Il viaggio spirituale si interrompe bruscamente, fiaccato dai continui stimoli di un mondo antispirituale, capitalista, ipocrita, molto astuto nell’addormentare i sensi e nell’impedire vie di fuga dal caos e dalla devastazione più totale. Devin Townsend tira fuori dal cilindro un prodotto che già in passato nella sua discografia ha causato la distruzione dell’umanità: chi conosce Ziltoid The Omniscient già ha capito. Il caffè.
E così, sulle note di quella che sembra una pubblicità statunitense degli anni Cinquanta, il nostro PowerNerd si gode gli effetti di questa droga leggera, di cui non può fare a meno, lo soddisfa, gli dà la forza di alzarsi ogni mattino, di vivere una vita vuota e senza valori che punta dritta dritta al caos.
In maniera cinica, folle e anche un po’ dolorosamente triste, ecco che gli stimoli della pubblicità spengono, anche musicalmente, il contatto con il Nirvana che il protagonista stava raggiungendo: gli eterei sintetizzatori vengono piano piano soverchiati da accordi folk di chitarra acustica, mentre un ritornello che sa di jingle divora ogni ultima speranza di risollevarsi.
Il PowerNerd è sconfitto. Non può far altro che arrendersi o al massimo ricominciare da capo il percorso spirituale, ma l’esito al momento non può essere molto diverso da questo.
Sicuramente ci troviamo di fronte a un album straordinariamente evocativo dal punto di vista dei temi e delle liriche. PowerNerd potrebbe essere davvero uno degli album migliori di Devin Townsend, capace di domare la vena di follia geniale che ha caratterizzato altri album (Empath su tutti) senza farla sparire del tutto, mantenendo la sua identità, semplificando il processo di ascolto e migliorando nella creazione delle atmosfere e nello stabilire un forte contatto con il pubblico.

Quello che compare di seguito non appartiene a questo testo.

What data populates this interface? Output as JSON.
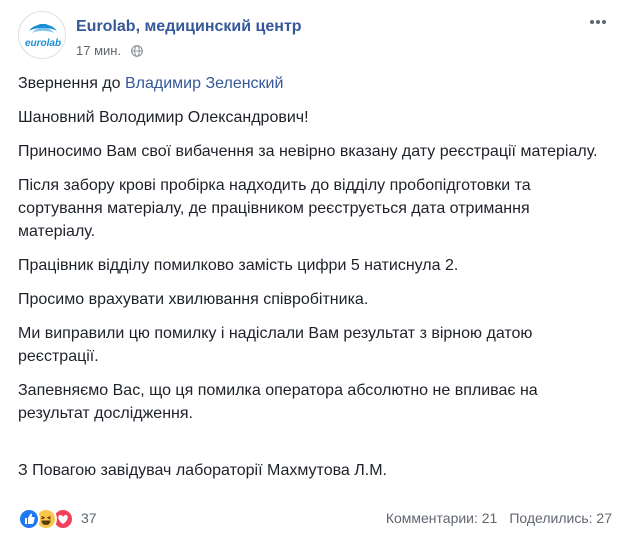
{
  "header": {
    "page_name": "Eurolab, медицинский центр",
    "timestamp": "17 мин.",
    "avatar_text": "eurolab",
    "avatar_brand_color": "#1a8fd6",
    "privacy_icon": "globe-icon",
    "menu_icon": "more-icon"
  },
  "post": {
    "addressee_prefix": "Звернення до ",
    "addressee_mention": "Владимир Зеленский",
    "paragraphs": [
      "Шановний Володимир Олександрович!",
      "Приносимо Вам свої вибачення за невірно вказану дату реєстрації матеріалу.",
      "Після забору крові пробірка надходить до відділу пробопідготовки та сортування матеріалу, де працівником реєструється дата отримання матеріалу.",
      "Працівник відділу помилково замість цифри 5 натиснула 2.",
      "Просимо врахувати хвилювання співробітника.",
      "Ми виправили цю помилку і надіслали Вам результат з вірною датою реєстрації.",
      "Запевняємо Вас, що ця помилка оператора абсолютно не впливає на результат дослідження."
    ],
    "signature": "З Повагою завідувач лабораторії Махмутова Л.М."
  },
  "footer": {
    "reaction_icons": [
      "like-icon",
      "haha-icon",
      "love-icon"
    ],
    "reaction_count": "37",
    "comments": "Комментарии: 21",
    "shares": "Поделились: 27"
  },
  "colors": {
    "link": "#365899",
    "text": "#1d2129",
    "muted": "#616770",
    "like": "#2078f4",
    "haha": "#f7c64a",
    "love": "#f2415c"
  }
}
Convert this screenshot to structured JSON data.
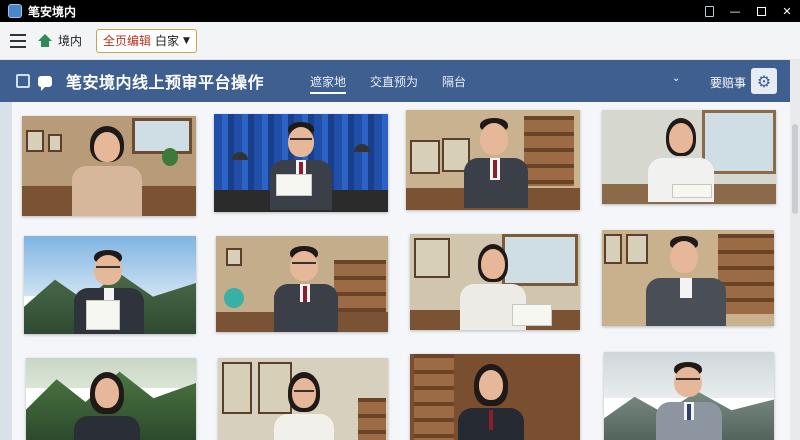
{
  "window": {
    "title": "笔安境内"
  },
  "toolbar": {
    "nav_label": "境内",
    "select_accent": "全页编辑",
    "select_value": "白家"
  },
  "header": {
    "title": "笔安境内线上预审平台操作",
    "tabs": [
      {
        "label": "遮家地",
        "active": true
      },
      {
        "label": "交直预为",
        "active": false
      },
      {
        "label": "隔台",
        "active": false
      }
    ],
    "user": "要赔事"
  },
  "colors": {
    "header_bg": "#3e5f8f",
    "titlebar_bg": "#000000",
    "toolbar_bg": "#f3f4f6",
    "content_bg": "#f4f6f9"
  },
  "icons": {
    "app": "app-icon",
    "menu": "menu-icon",
    "home": "home-icon",
    "header_logo": "logo-icon",
    "chat": "chat-icon",
    "settings": "gear-icon"
  },
  "gallery": {
    "photos": [
      {
        "scene": "study with shelves and window",
        "subject": "woman in beige cardigan"
      },
      {
        "scene": "blue curtain stage with lamps",
        "subject": "man in suit reading document"
      },
      {
        "scene": "office with framed maps",
        "subject": "man in suit writing at desk"
      },
      {
        "scene": "bright office with windows",
        "subject": "woman in white shirt writing"
      },
      {
        "scene": "mountain landscape outdoors",
        "subject": "man in suit holding paper"
      },
      {
        "scene": "study with bookshelves and globe",
        "subject": "man in suit at desk"
      },
      {
        "scene": "office with calligraphy and window",
        "subject": "woman in blazer with paper"
      },
      {
        "scene": "library with map frames",
        "subject": "man in suit with shelves"
      },
      {
        "scene": "forest landscape",
        "subject": "woman in dark suit"
      },
      {
        "scene": "room with framed art",
        "subject": "woman with glasses in white shirt"
      },
      {
        "scene": "wooden office",
        "subject": "woman in dark suit"
      },
      {
        "scene": "coastal landscape",
        "subject": "man with glasses in suit"
      }
    ]
  }
}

Riuscire a fare un album sintetico rimanendo se stessi e addirittura aumentando il legame con l’ascoltatore è molto probabilmente il sogno inconscio di tantissimi artisti. Devin Townsend ci è riuscito alla grande. E dato che, a suo dire, questo è solo il primo capitolo di una trilogia, ce ne aspettano davvero delle belle.
Un’ultima nota di merito. Molto spesso durante l’ascolto dell’album si è percepito un tocco di straordinaria personalità da parte del corpo delle tastiere e dei sintetizzatori, efficaci nel sostenere l’evoluzione dei brani senza romperne l’equilibrio con esagerati virtuosismi o scelte stilistiche.
Andando a controllare quali altri musicisti hanno lavorato con Townsend in PowerNerd si scopre l’arcano: il grande Diego Tejeida, storico membro degli Haken dal primo album Aquarius fino al penultimo Virus, è il maestro degli 88 tasti. Il fatto che questo musicista così talentuoso abbia collaborato con un artista così geniale sa di congiunzione astrale per la quale gli appassionati non possono che ringraziare gli dei della Musica.